Hello everyone,
I am running FEniCSx (dolfinx) simulations on an HPC cluster and recently encountered issues related to JIT caching and NFS load. The cluster administrators observed a large number of NFS operations originating from the FEniCS cache directory in my HOME filesystem. The simulation jobs were repeatedly accessing the default cache location ~/.cache/fenics which caused heavy load on the NFS filesystem.
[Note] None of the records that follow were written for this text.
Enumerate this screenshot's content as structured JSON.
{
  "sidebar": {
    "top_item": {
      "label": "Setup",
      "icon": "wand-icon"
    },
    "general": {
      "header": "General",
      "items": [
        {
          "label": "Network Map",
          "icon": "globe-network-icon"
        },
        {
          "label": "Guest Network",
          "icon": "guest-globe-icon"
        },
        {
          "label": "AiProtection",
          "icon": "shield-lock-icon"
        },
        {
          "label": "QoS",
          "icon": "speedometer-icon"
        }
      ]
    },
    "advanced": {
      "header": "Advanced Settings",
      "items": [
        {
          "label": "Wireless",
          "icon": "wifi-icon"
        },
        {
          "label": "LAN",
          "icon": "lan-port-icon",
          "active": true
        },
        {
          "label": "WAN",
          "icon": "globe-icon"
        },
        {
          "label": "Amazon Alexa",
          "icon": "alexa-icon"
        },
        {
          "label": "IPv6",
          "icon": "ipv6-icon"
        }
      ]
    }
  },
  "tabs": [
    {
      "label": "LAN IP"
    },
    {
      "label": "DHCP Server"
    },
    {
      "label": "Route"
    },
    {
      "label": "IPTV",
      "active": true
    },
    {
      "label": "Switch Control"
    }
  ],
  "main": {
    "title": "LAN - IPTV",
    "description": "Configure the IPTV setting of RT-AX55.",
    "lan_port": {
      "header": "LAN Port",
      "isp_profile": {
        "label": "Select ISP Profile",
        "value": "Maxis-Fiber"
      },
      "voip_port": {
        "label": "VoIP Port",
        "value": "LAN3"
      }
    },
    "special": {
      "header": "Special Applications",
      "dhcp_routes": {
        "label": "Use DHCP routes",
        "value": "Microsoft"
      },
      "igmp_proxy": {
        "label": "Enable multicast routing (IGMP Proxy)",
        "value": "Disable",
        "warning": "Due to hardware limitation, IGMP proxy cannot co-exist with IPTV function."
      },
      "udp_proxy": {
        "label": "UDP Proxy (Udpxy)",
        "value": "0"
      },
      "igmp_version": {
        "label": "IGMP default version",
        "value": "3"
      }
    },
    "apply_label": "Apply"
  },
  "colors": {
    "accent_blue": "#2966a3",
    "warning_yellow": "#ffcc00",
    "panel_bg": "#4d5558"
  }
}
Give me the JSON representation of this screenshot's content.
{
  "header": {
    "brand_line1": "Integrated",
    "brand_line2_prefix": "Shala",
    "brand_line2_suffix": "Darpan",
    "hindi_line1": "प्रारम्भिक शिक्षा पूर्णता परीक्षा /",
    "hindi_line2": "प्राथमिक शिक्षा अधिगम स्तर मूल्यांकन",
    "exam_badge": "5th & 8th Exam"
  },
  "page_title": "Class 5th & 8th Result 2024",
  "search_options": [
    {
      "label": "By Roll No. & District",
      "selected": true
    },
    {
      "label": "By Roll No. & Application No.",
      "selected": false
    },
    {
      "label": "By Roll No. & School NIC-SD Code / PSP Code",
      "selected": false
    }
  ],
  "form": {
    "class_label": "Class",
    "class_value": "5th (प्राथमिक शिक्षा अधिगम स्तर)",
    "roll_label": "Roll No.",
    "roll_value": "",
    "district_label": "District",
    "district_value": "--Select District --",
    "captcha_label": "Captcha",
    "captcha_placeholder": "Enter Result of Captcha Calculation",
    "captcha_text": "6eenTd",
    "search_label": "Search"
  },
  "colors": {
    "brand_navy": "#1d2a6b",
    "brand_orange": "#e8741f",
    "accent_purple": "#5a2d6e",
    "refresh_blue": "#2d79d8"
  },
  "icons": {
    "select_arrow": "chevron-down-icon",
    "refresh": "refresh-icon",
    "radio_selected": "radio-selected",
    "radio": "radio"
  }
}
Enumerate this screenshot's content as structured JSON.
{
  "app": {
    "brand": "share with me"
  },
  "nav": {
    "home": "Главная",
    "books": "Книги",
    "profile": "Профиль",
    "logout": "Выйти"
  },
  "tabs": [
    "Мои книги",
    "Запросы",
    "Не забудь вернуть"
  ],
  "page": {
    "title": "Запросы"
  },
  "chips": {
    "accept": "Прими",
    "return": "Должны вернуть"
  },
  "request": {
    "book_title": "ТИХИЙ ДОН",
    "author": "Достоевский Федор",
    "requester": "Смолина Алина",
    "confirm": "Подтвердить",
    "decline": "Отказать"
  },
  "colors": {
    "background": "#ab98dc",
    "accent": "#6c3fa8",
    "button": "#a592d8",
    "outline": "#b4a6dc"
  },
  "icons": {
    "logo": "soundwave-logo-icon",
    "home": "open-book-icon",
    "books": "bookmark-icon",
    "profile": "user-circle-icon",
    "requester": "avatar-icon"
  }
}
Example log messages from the NFS server are,
NFSv4.1 OP_OPEN NFS4ERR_EXIST
File:/export/home_b/home_9/…/.cache/fenics
Software versions used are:
Fenics dolfinx version: 0.8
Python version: 3.10
The cluster setup details are:
- HPC cluster using SLURM
- HOME directory located on NFS
- Parallel workspace available at /data/…
- Node-local memory available at /dev/shm
- Using conda environment with fenicsx
I tried to redirect the cache by setting the environment variable XDG_CACHE_HOME inside the SLURM job script:
‘’’
export FENICS_CACHE_BASE=“/dev/shm/USER/fenics_{SLURM_JOB_ID}”
mkdir -p “$FENICS_CACHE_BASE”
export XDG_CACHE_HOME=“$FENICS_CACHE_BASE/.cache”
mkdir -p “$XDG_CACHE_HOME”
‘’’
This would write the cache files to the compute node local storage. However, I observe that it was still accessing the cache directory in HOME (~/.cache/fenics), which appears to trigger the NFS errors reported by the cluster administrators.
Hence, I would like to know if setting XDG_CACHE_HOME the correct and recommended way to redirect the FEniCS JIT cache? And is it expected that FEniCS may still access ~/.cache/fenics even after redirecting the cache location?
Also would it be better to install the conda environment in the parallel filesystem workspace (/data/…) instead of HOME to avoid NFS activity?
My goal is to configure the Fenics cache in a way that avoids NFS load and follows best HPC practices. Any recommendations or examples would be greatly appreciated.
Thank you very much for your help!